Dijo el Maestro: «“Yo soy el camino, y la verdad, y la vida”» (Jn14,6), «Si os mantenéis en
mi Palabra, seréis verdaderamente mis discípulos, y conoceréis la verdad y la verdad os
hará libres» (Jn8,31).
«En aquel tiempo, dijo Jesús a sus discípulos: –“Yo soy la verdadera vid, y mi Padre es el
labrador. A todo sarmiento mío que no da fruto lo arranca, y a todo el que da fruto lo poda,
para que dé más fruto. Vosotros ya estáis limpios por las palabras que os he hablado;
permaneced en mí, y yo en vosotros. Como el sarmiento no puede dar fruto por sí, si no
permanece en la vid, así tampoco vosotros, si no permanecéis en mí. Yo soy la vid,
vosotros los sarmientos; el que permanece en mí y yo en él, ése da fruto abundante; porque
sin mí no podéis hacer nada. Al que no permanece en mí lo tiran fuera, como el sarmiento,
y se seca; luego los recogen y los echan al fuego, y arden. Si permanecéis en mí, y mis
palabras permanecen en vosotros, pediréis lo que deseáis, y se realizará. Con esto recibe
gloria mi Padre, con que deis fruto abundante; así seréis discípulos míos”» (Jn 15,1-8).
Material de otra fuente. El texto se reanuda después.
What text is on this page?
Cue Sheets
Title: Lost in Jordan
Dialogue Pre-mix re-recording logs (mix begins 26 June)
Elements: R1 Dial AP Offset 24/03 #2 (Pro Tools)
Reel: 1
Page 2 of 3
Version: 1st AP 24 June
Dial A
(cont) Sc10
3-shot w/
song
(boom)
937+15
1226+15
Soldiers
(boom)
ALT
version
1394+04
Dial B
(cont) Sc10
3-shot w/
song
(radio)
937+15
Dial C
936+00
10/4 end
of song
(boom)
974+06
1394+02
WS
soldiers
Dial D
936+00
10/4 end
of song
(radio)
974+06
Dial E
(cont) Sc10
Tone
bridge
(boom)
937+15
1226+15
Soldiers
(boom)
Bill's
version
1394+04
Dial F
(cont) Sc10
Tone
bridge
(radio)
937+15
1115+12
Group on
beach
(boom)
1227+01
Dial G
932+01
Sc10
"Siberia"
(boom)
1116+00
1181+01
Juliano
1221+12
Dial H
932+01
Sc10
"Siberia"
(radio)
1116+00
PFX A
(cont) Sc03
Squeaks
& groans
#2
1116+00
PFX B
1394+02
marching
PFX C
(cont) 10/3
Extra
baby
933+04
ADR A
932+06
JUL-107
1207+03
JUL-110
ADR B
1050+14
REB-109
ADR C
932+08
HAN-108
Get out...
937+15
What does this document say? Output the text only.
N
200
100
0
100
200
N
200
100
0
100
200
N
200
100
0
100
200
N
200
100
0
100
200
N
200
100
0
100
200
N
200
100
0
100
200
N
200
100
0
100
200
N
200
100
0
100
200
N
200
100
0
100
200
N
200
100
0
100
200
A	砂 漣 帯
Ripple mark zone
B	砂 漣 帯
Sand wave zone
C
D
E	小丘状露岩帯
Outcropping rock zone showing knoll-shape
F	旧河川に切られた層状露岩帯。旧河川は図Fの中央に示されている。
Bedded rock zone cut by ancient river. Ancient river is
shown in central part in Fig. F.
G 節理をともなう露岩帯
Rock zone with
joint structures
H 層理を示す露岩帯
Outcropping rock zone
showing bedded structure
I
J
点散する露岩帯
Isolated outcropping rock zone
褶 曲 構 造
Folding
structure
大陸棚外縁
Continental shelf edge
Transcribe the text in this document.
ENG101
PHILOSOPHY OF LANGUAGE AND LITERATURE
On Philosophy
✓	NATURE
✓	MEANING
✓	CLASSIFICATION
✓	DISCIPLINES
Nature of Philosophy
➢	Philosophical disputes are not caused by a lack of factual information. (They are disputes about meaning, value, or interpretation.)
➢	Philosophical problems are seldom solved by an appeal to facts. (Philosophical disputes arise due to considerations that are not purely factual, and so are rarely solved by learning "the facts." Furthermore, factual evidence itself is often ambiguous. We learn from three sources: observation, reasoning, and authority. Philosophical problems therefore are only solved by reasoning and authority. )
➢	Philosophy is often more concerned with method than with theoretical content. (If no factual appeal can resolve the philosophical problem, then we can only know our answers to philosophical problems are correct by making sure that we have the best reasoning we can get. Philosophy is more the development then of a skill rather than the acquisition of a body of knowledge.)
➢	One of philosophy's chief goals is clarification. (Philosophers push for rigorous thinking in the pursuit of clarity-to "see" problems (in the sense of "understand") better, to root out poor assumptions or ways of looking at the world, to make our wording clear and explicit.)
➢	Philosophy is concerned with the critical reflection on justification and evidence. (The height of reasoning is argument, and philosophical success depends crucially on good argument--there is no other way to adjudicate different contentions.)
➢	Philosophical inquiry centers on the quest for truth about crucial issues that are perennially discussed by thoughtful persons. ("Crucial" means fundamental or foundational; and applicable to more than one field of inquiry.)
«La opción que se plantea nos hace comprender de forma insistente el significado
fundamental de nuestra decisión de vida. Al mismo tiempo, la imagen de la vid es un signo
de esperanza y confianza. Encarnándose, Cristo mismo ha venido a este mundo para ser
nuestro fundamento. En cualquier necesidad y aridez, Él es la fuente de agua viva, que nos
nutre y fortalece. Él en persona carga sobre sí el pecado, el miedo y el sufrimiento y, en
definitiva, nos purifica y transforma misteriosamente en sarmientos buenos que dan vino
bueno. En esos momentos de necesidad nos sentimos a veces aplastados bajo una prensa,
como los racimos de uvas que son exprimidos completamente. Pero sabemos que, unidos a
Cristo, nos convertimos en vino de solera. Dios sabe transformar en amor incluso las
cosas difíciles y agobiantes de nuestra vida. Lo importante es que “permanezcamos”
en la vid, en Cristo. En este breve pasaje, el evangelista usa la palabra “permanecer” una
docena de veces. Este “permanecer-en-Cristo” caracteriza todo el discurso. En nuestro
tiempo de inquietudes e indiferencia, en el que tanta gente pierde el rumbo y el
fundamento; en el que la fidelidad del amor en el matrimonio y en la amistad se ha vuelto
tan frágil y efímera; en el que desearíamos gritar, en medio de nuestras necesidades, como
los discípulos de Emaús: “Señor, quédate con nosotros, porque anochece (cf. Lc 24, 29), sí,
las tinieblas nos rodean”; el Señor resucitado nos ofrece en este tiempo un refugio, un lugar
de luz, de esperanza y confianza, de paz y seguridad. Donde la aridez y la muerte amenazan
a los sarmientos, allí en Cristo hay futuro, vida y alegría, allí hay siempre perdón y nuevo
comienzo, transformación entrando en su amor» (Benedicto XVI, homilía Estadio Olímpico
de Berlín Jueves 22 de septiembre de 2011).
«(…)Para esto, es preciso tener en cuenta, en primer lugar, que el camino hacia la verdad
completa compromete también al ser humano por entero: es un camino de la inteligencia y
del amor, de la razón y de la fe. No podemos avanzar en el conocimiento de algo si no nos
mueve el amor; ni tampoco amar algo en lo que no vemos racionalidad: pues “no existe la
inteligencia y después el amor: existe el amor rico en inteligencia y la inteligencia llena
de amor” (Caritas in veritate, n. 30). Si verdad y bien están unidos, también lo están
conocimiento y amor. De esta unidad deriva la coherencia de vida y pensamiento, la
ejemplaridad que se exige a todo buen educador» (Benedicto XVI, mensaje a la diócesis de
Roma sobre la tarea urgente de la educación).